An inspector's report said that 'the site has a striking green and tranquil character' and 'is in one of the darkest locations according to CPRE dark skies mapping information'.  Pictured: The proposed 'ultra-bright' mansion

An inspector’s report said that ‘the site has a striking green and tranquil character’ and ‘is in one of the darkest locations according to CPRE dark skies mapping information’. Pictured: The proposed ‘ultra-bright’ mansion

Beaulieu River’s ownership dates back to 1204, when King John was on the throne, and it has been owned by the Montagu family for four centuries.

The river has a rich maritime history and proved immensely important during the Napoleonic Wars, when it served as a major shipbuilding site, producing over 50 wooden ships for the Royal Navy.

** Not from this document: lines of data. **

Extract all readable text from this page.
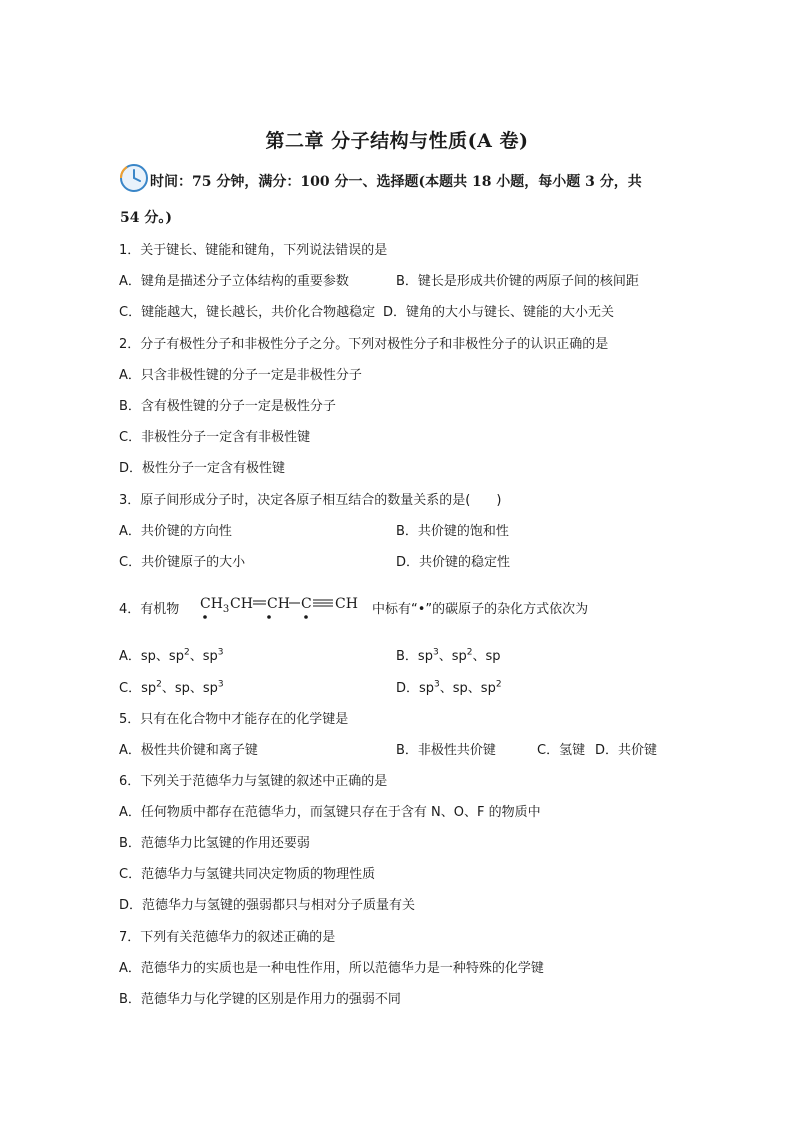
第二章 分子结构与性质(A 卷)
时间：75 分钟，满分：100 分一、选择题(本题共 18 小题，每小题 3 分，共
54 分。)
1．关于键长、键能和键角，下列说法错误的是
A．键角是描述分子立体结构的重要参数	B．键长是形成共价键的两原子间的核间距
C．键能越大，键长越长，共价化合物越稳定 D．键角的大小与键长、键能的大小无关
2．分子有极性分子和非极性分子之分。下列对极性分子和非极性分子的认识正确的是
A．只含非极性键的分子一定是非极性分子
B．含有极性键的分子一定是极性分子
C．非极性分子一定含有非极性键
D．极性分子一定含有极性键
3．原子间形成分子时，决定各原子相互结合的数量关系的是(　　)
A．共价键的方向性	B．共价键的饱和性
C．共价键原子的大小	D．共价键的稳定性
4．有机物 $CH_3$ CH CH C CH 中标有“•”的碳原子的杂化方式依次为
A．sp、$sp^2$、$sp^3$	B．$sp^3$、$sp^2$、sp
C．$sp^2$、sp、$sp^3$	D．$sp^3$、sp、$sp^2$
5．只有在化合物中才能存在的化学键是
A．极性共价键和离子键	B．非极性共价键	C．氢键 D．共价键
6．下列关于范德华力与氢键的叙述中正确的是
A．任何物质中都存在范德华力，而氢键只存在于含有 N、O、F 的物质中
B．范德华力比氢键的作用还要弱
C．范德华力与氢键共同决定物质的物理性质
D．范德华力与氢键的强弱都只与相对分子质量有关
7．下列有关范德华力的叙述正确的是
A．范德华力的实质也是一种电性作用，所以范德华力是一种特殊的化学键
B．范德华力与化学键的区别是作用力的强弱不同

At Buckler’s Hard on the river, shipbuilder Henry Adams and his sons built ships that fought at the Battle of Trafalgar in 1805, including Agamemnon, Euryalus, and Swiftsure.

Lord Nelson declared HMS Agamemnon, nicknamed ‘Eggs and Bacon’, his favorite ship ever. The admiral served as captain for three years from 1793 and the combative ship was involved in many infamous wars.

During World War II, Buckler’s Hard on the river became an important torpedo base.

The famous Gipsy Moth IV, used by Sir Francis Chichester when he became the first person to sail alone around the world, occasionally straddles the Beaulieu River.

Mr. Hoyle, an IT expert, founded the driving simulation software rFpro in 2007. It is used by racing teams in Formula 1 and motorsport.

The company, based in Romsey, Hants – where the pair are from – was bought in 2019 by simulation company AB Dynamics for £18.1 million, with £3.5 million in conditional additions, and Mr Hoyle remained with the company to support as a non-executive director.